With no tangible assets in Russia anymore, Turlov said Freedom was trying to work with Russian clients in the same way as Western banks do.
Freedom seems to be in permanent expansion mode – no matter the global macroeconomic climate. Turlov told Reuters on August 17 that he was now looking at launching banking and brokerage services in Turkey and Azerbaijan, as well as expanding business in Kyrgyzstan and Uzbekistan.

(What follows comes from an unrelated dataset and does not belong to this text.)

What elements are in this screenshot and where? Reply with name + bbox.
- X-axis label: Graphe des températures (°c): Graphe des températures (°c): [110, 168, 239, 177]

In a 2021 video interview with the Russian Big Money blog, Turlov said his work is all-consuming and he has little time for fishing or any hobbies. Most of his free time at the weekend is taken up with his family but he does find time for playing chess.
Turlov, who reportedly keeps life-size cutouts of Donald Trump, Elon Musk and Joe Biden at the company's Almaty offices, heads up the Kazakhstan Chess Federation.
A former collector of fine wines, Turlov told the Big Money interviewer that he has now abandoned alcohol. “I understood when I stopped spending time on that I had much more energy,” said Turlov.
Freedom and Turlov were sanctioned by Ukraine in December last year for their links to Russia, with critics of the firm saying that this could be just the start of increased attention from Western regulators.
On August 14, Freedom received a letter from Nasdaq stating that the company wasn't in compliance with the exchange's listing rule as a result of its failure to file its quarterly reports in a timely fashion.
The company’s previous auditors, a small Utah-based firm called WSRP LLC, was sanctioned last December by the Public Company Accounting Oversight Board for failing to “inquire about the business purpose of… related party transactions”. Freedom also had to restate its 2022 earnings and three different quarterly reports.